The specialization for [T = int] works, the output is:

void foo(const T&) [with T = int]
42
void foo(const T&) [with T = const char*]
xyz

But, it won't compile if I try to specialize for [T = const char*] like so:

template<>
void foo(const char*& arg)
{
    std::cout << __PRETTY_FUNCTION__ << std::endl;
    std::cout << arg << std::endl;
}

17:6: error: template-id 'foo<>' for 'void foo(const char*&)' does not match any template declaration

What has me puzzled is that it appears to correctly deduce [T = const char*] when no specialization is present, but complains if I try to implement one.

Any ideas where I'm going wrong?

CodePudding user response：

You need a second const

template<>
void foo(const char* const& arg)
{
    std::cout << __PRETTY_FUNCTION__ << std::endl;
    std::cout << arg << std::endl;
}

The template requires a const reference, but const char*& is a reference to a pointer to a const char.

template<class T>
void foo(const T& arg)

Even better would be to use overloads instead of function template specialization, e.g.

template<class T>
void foo(const T& arg)
{
    std::cout << __PRETTY_FUNCTION__ << std::endl;
    std::cout << arg << std::endl;
}

void foo(const int& arg)
{
    std::cout << __PRETTY_FUNCTION__ << std::endl;
    std::cout << arg << std::endl;
}


void foo(const char*& arg)
{
    std::cout << __PRETTY_FUNCTION__ << std::endl;
    std::cout << arg << std::endl;
}

CodePudding user response：

In this function template declaration

template<class T>
void foo(const T& arg)
{
    std::cout << __PRETTY_FUNCTION__ << std::endl;
    std::cout << arg << std::endl;
}

you have a constant reference to the type T. When the function is called like

const char *bar = "xyz";
foo(bar);

then the deduced type T is const char * (the type of a pointer to a string literal).

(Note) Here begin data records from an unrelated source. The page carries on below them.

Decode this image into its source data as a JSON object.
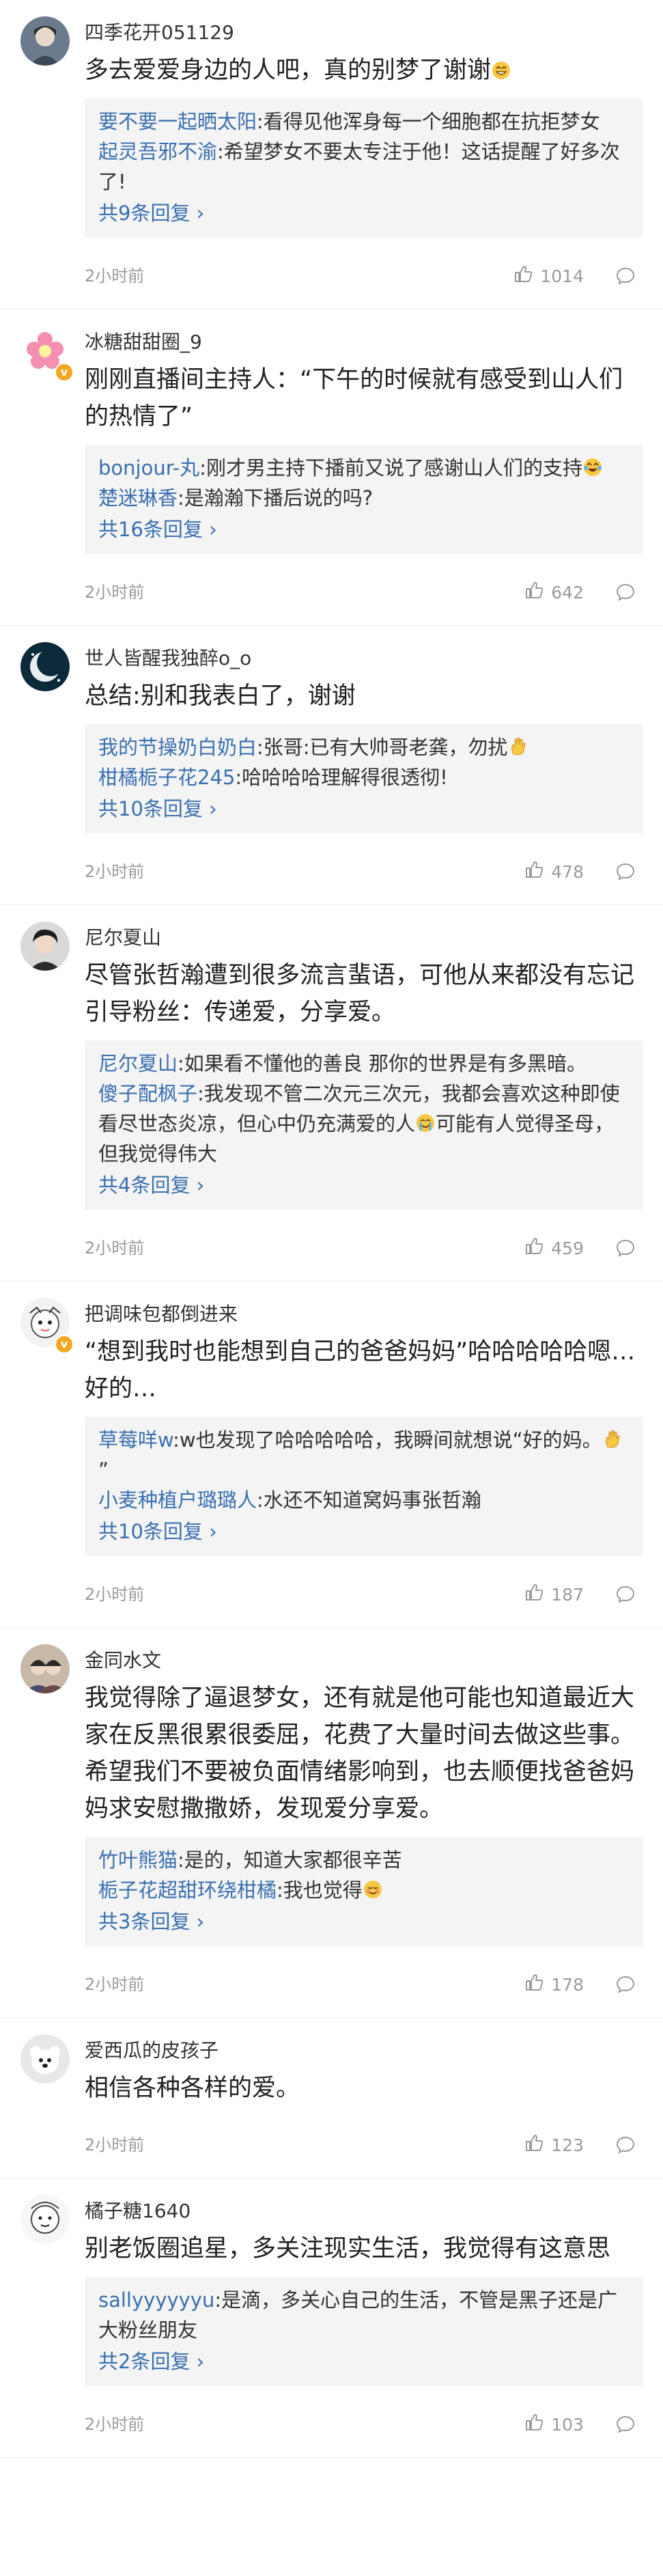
{
  "comments": [
    {
      "username": "四季花开051129",
      "text": "多去爱爱身边的人吧，真的别梦了谢谢",
      "text_emoji": "grin-emoji",
      "replies": [
        {
          "user": "要不要一起晒太阳",
          "text": ":看得见他浑身每一个细胞都在抗拒梦女"
        },
        {
          "user": "起灵吾邪不渝",
          "text": ":希望梦女不要太专注于他！这话提醒了好多次了!"
        }
      ],
      "more_label": "共9条回复",
      "time": "2小时前",
      "likes": "1014"
    },
    {
      "username": "冰糖甜甜圈_9",
      "text": "刚刚直播间主持人：“下午的时候就有感受到山人们的热情了”",
      "replies": [
        {
          "user": "bonjour-丸",
          "text": ":刚才男主持下播前又说了感谢山人们的支持",
          "emoji": "laugh-cry-emoji"
        },
        {
          "user": "楚迷琳香",
          "text": ":是瀚瀚下播后说的吗?"
        }
      ],
      "more_label": "共16条回复",
      "time": "2小时前",
      "likes": "642"
    },
    {
      "username": "世人皆醒我独醉o_o",
      "text": "总结:别和我表白了，谢谢",
      "replies": [
        {
          "user": "我的节操奶白奶白",
          "text": ":张哥:已有大帅哥老龚，勿扰",
          "emoji": "wave-hand-emoji"
        },
        {
          "user": "柑橘栀子花245",
          "text": ":哈哈哈哈理解得很透彻!"
        }
      ],
      "more_label": "共10条回复",
      "time": "2小时前",
      "likes": "478"
    },
    {
      "username": "尼尔夏山",
      "text": "尽管张哲瀚遭到很多流言蜚语，可他从来都没有忘记引导粉丝：传递爱，分享爱。",
      "replies": [
        {
          "user": "尼尔夏山",
          "text": ":如果看不懂他的善良 那你的世界是有多黑暗。"
        },
        {
          "user": "傻子配枫子",
          "text": ":我发现不管二次元三次元，我都会喜欢这种即使看尽世态炎凉，但心中仍充满爱的人",
          "emoji": "tear-smile-emoji",
          "text2": "可能有人觉得圣母，但我觉得伟大"
        }
      ],
      "more_label": "共4条回复",
      "time": "2小时前",
      "likes": "459"
    },
    {
      "username": "把调味包都倒进来",
      "text": "“想到我时也能想到自己的爸爸妈妈”哈哈哈哈哈嗯…好的…",
      "replies": [
        {
          "user": "草莓咩w",
          "text": ":w也发现了哈哈哈哈哈，我瞬间就想说“好的妈。",
          "emoji": "wave-hand-emoji",
          "text2": "”"
        },
        {
          "user": "小麦种植户璐璐人",
          "text": ":水还不知道窝妈事张哲瀚"
        }
      ],
      "more_label": "共10条回复",
      "time": "2小时前",
      "likes": "187"
    },
    {
      "username": "金同水文",
      "text": "我觉得除了逼退梦女，还有就是他可能也知道最近大家在反黑很累很委屈，花费了大量时间去做这些事。希望我们不要被负面情绪影响到，也去顺便找爸爸妈妈求安慰撒撒娇，发现爱分享爱。",
      "replies": [
        {
          "user": "竹叶熊猫",
          "text": ":是的，知道大家都很辛苦"
        },
        {
          "user": "栀子花超甜环绕柑橘",
          "text": ":我也觉得",
          "emoji": "blush-emoji"
        }
      ],
      "more_label": "共3条回复",
      "time": "2小时前",
      "likes": "178"
    },
    {
      "username": "爱西瓜的皮孩子",
      "text": "相信各种各样的爱。",
      "replies": [],
      "more_label": "",
      "time": "2小时前",
      "likes": "123"
    },
    {
      "username": "橘子糖1640",
      "text": "别老饭圈追星，多关注现实生活，我觉得有这意思",
      "replies": [
        {
          "user": "sallyyyyyyu",
          "text": ":是滴，多关心自己的生活，不管是黑子还是广大粉丝朋友"
        }
      ],
      "more_label": "共2条回复",
      "time": "2小时前",
      "likes": "103"
    }
  ],
  "colors": {
    "link": "#3a6fb0",
    "meta": "#9a9a9a",
    "reply_bg": "#f4f4f4",
    "badge": "#f5a623"
  }
}
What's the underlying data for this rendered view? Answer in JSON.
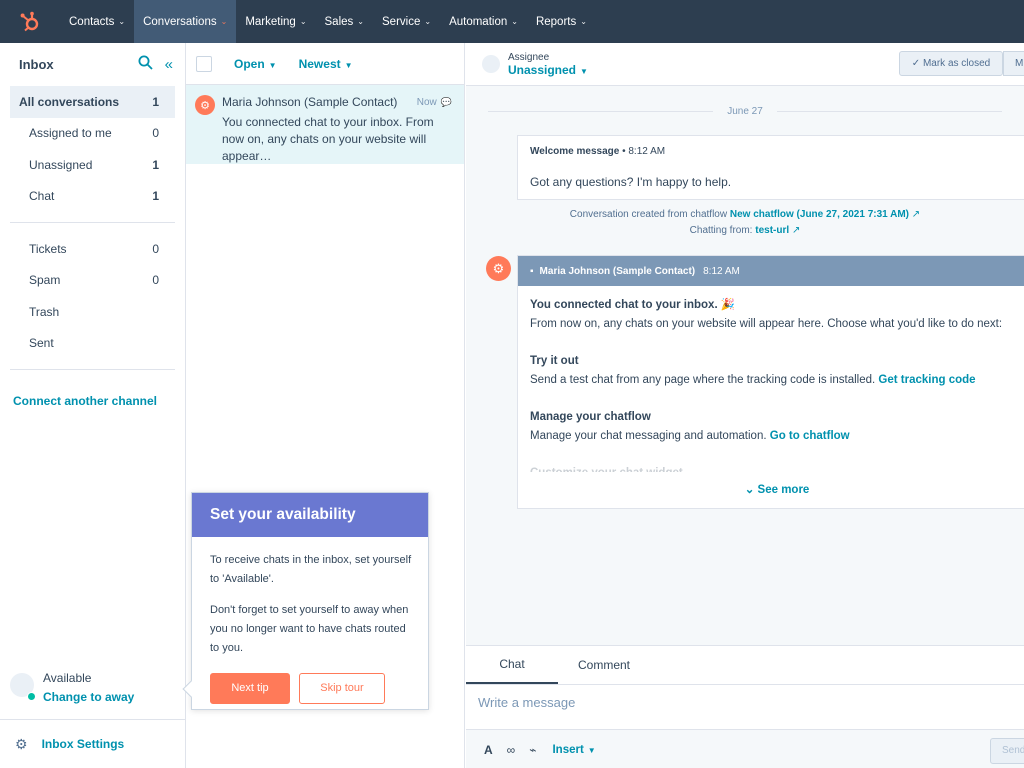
{
  "nav": {
    "items": [
      {
        "label": "Contacts",
        "active": false
      },
      {
        "label": "Conversations",
        "active": true
      },
      {
        "label": "Marketing",
        "active": false
      },
      {
        "label": "Sales",
        "active": false
      },
      {
        "label": "Service",
        "active": false
      },
      {
        "label": "Automation",
        "active": false
      },
      {
        "label": "Reports",
        "active": false
      }
    ],
    "brand_color": "#ff7a59"
  },
  "sidebar": {
    "title": "Inbox",
    "items": [
      {
        "label": "All conversations",
        "count": "1"
      },
      {
        "label": "Assigned to me",
        "count": "0"
      },
      {
        "label": "Unassigned",
        "count": "1"
      },
      {
        "label": "Chat",
        "count": "1"
      }
    ],
    "items2": [
      {
        "label": "Tickets",
        "count": "0"
      },
      {
        "label": "Spam",
        "count": "0"
      },
      {
        "label": "Trash",
        "count": ""
      },
      {
        "label": "Sent",
        "count": ""
      }
    ],
    "connect": "Connect another channel",
    "status": "Available",
    "change": "Change to away",
    "settings": "Inbox Settings"
  },
  "list": {
    "filter": "Open",
    "sort": "Newest",
    "conversation": {
      "name": "Maria Johnson (Sample Contact)",
      "time": "Now",
      "preview": "You connected chat to your inbox. From now on, any chats on your website will appear…"
    }
  },
  "popover": {
    "title": "Set your availability",
    "p1": "To receive chats in the inbox, set yourself to 'Available'.",
    "p2": "Don't forget to set yourself to away when you no longer want to have chats routed to you.",
    "next": "Next tip",
    "skip": "Skip tour"
  },
  "thread": {
    "assignee_label": "Assignee",
    "assignee_value": "Unassigned",
    "mark_closed": "Mark as closed",
    "more": "M",
    "date": "June 27",
    "welcome_title": "Welcome message",
    "welcome_time": "• 8:12 AM",
    "welcome_msg": "Got any questions? I'm happy to help.",
    "meta1_prefix": "Conversation created from chatflow",
    "meta1_link": "New chatflow (June 27, 2021 7:31 AM)",
    "meta2_prefix": "Chatting from:",
    "meta2_link": "test-url",
    "bot_name": "Maria Johnson (Sample Contact)",
    "bot_time": "8:12 AM",
    "bot_l1": "You connected chat to your inbox. 🎉",
    "bot_l2": "From now on, any chats on your website will appear here. Choose what you'd like to do next:",
    "try_title": "Try it out",
    "try_text": "Send a test chat from any page where the tracking code is installed.",
    "try_link": "Get tracking code",
    "manage_title": "Manage your chatflow",
    "manage_text": "Manage your chat messaging and automation.",
    "manage_link": "Go to chatflow",
    "customize": "Customize your chat widget",
    "see_more": "See more"
  },
  "composer": {
    "tabs": [
      "Chat",
      "Comment"
    ],
    "placeholder": "Write a message",
    "insert": "Insert",
    "send": "Send"
  }
}
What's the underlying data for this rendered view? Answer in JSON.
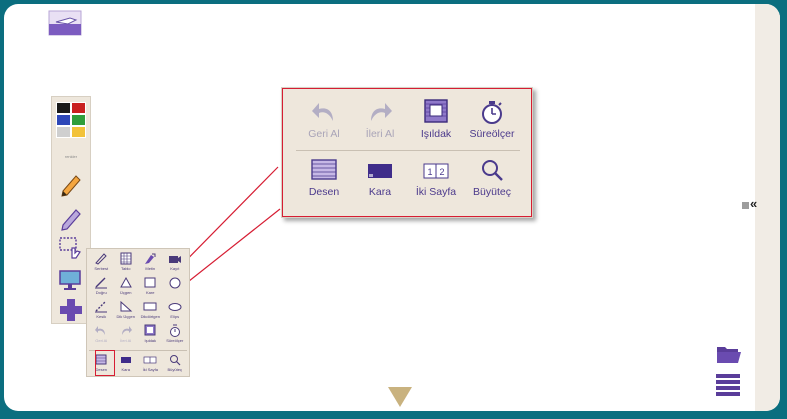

You may imagine it the following way

typedef const char *T;

So the constant reference to the type T will look like

const char * const &

Here is a demonstration program.

#include <iostream>
#include <type_traits>

template<class T>
void foo(const T& arg)
{
    std::cout << __PRETTY_FUNCTION__ << std::endl;
    std::cout << arg << std::endl;
    std::cout << std::boolalpha
        << std::is_same_v<T, const char *> << '\n';
    std::cout << std::boolalpha
        << std::is_same_v<decltype( arg ), const char * const &> << '\n';
}

int main(int argc, char *argv[])
{
    const char *bar = "xyz";
    foo(bar);
    return 0;
}

The program output is

void foo(const T &) [T = const char *]
xyz
true
true